Authors
Tadeusz Wojtych1; 1 Newcastle University, UKDiscussion
Coexistence with former enemies is at the centre of political debates in both Central Europe and Canada. Implementing reconciliation in curricula and textbooks is an urgent challenge for educators. Historians of education explored how textbooks from individual countries portray other nations. Transitional justice scholars analysed how post-conflict societies work towards reconciliation through Truth and Reconciliation Commissions (TRCs). However, scholars in these fields have not yet adequately addressed how reconciliation-oriented commissions affect the actual content and form of textbooks. The understanding of reconciliation is therefore based on the declarative statements of actors involved in it, rather than on an analysis of its specific results. My research makes a step towards filling this gap. I explore how reconciliation commissions affect the portrayal of former adversaries in history curricula and textbooks in Germany, Poland, and Canada – the few countries that over the past decade introduced reconciliation-driven changes to their educational materials.<
This paper argues that the structure of each education system determines its reconciliatory potential.

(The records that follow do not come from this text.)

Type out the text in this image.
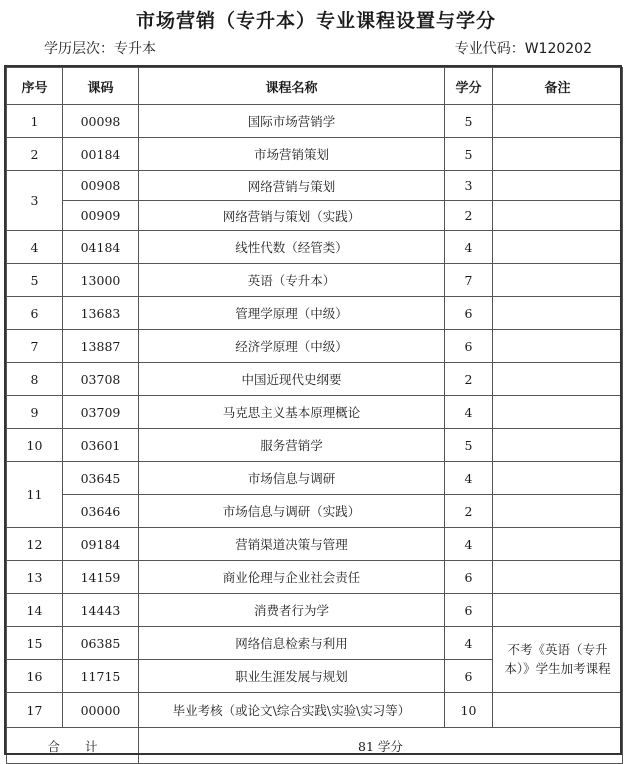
市场营销（专升本）专业课程设置与学分
学历层次：专升本	专业代码：W120202
序号	课码	课程名称	学分	备注
1	00098	国际市场营销学	5	
2	00184	市场营销策划	5	
3	00908	网络营销与策划	3	
	00909	网络营销与策划（实践）	2	
4	04184	线性代数（经管类）	4	
5	13000	英语（专升本）	7	
6	13683	管理学原理（中级）	6	
7	13887	经济学原理（中级）	6	
8	03708	中国近现代史纲要	2	
9	03709	马克思主义基本原理概论	4	
10	03601	服务营销学	5	
11	03645	市场信息与调研	4	
	03646	市场信息与调研（实践）	2	
12	09184	营销渠道决策与管理	4	
13	14159	商业伦理与企业社会责任	6	
14	14443	消费者行为学	6	
15	06385	网络信息检索与利用	4	不考《英语（专升本）》学生加考课程
16	11715	职业生涯发展与规划	6	
17	00000	毕业考核（或论文\综合实践\实验\实习等）	10	
合　　计		81 学分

As a step towards reconciliation, both Canadian and Central European textbooks increasingly more often incorporate information on the history of “the Other” and juxtapose different perspectives on the past (for example, artworks by Polish and German painters differently depicting the same battle, or different assessments of one event by settler and Indigenous historians). This fits well with the curricula in Poland and Germany, where students are supposed to memorise a body of information about the past and, in some cases, learn the skills of academic historians. Even though Poles and Germans may have different perspectives on the past, both nations share a similar understanding of history as a discipline. In contrast, white settlers and the Indigenous peoples often operate within different epistemological frameworks. Canadian history/social studies curricula are skills-based: they try to prepare students for successfully navigating modern Canadian society, shaped by centuries of colonialism. Merely by incorporating more Indigenous content, the colonial framework is not dismantled. Canada is therefore still far from weaving ‘Indigenous ways of knowing’ into its education system, despite calls by Indigenous educators to do so.
By analysing educational reforms in Central Europe and in Canada alongside one another, I reflect on the different meanings of reconciliation and on the lessons that one region may learn from the successes and failures of the other.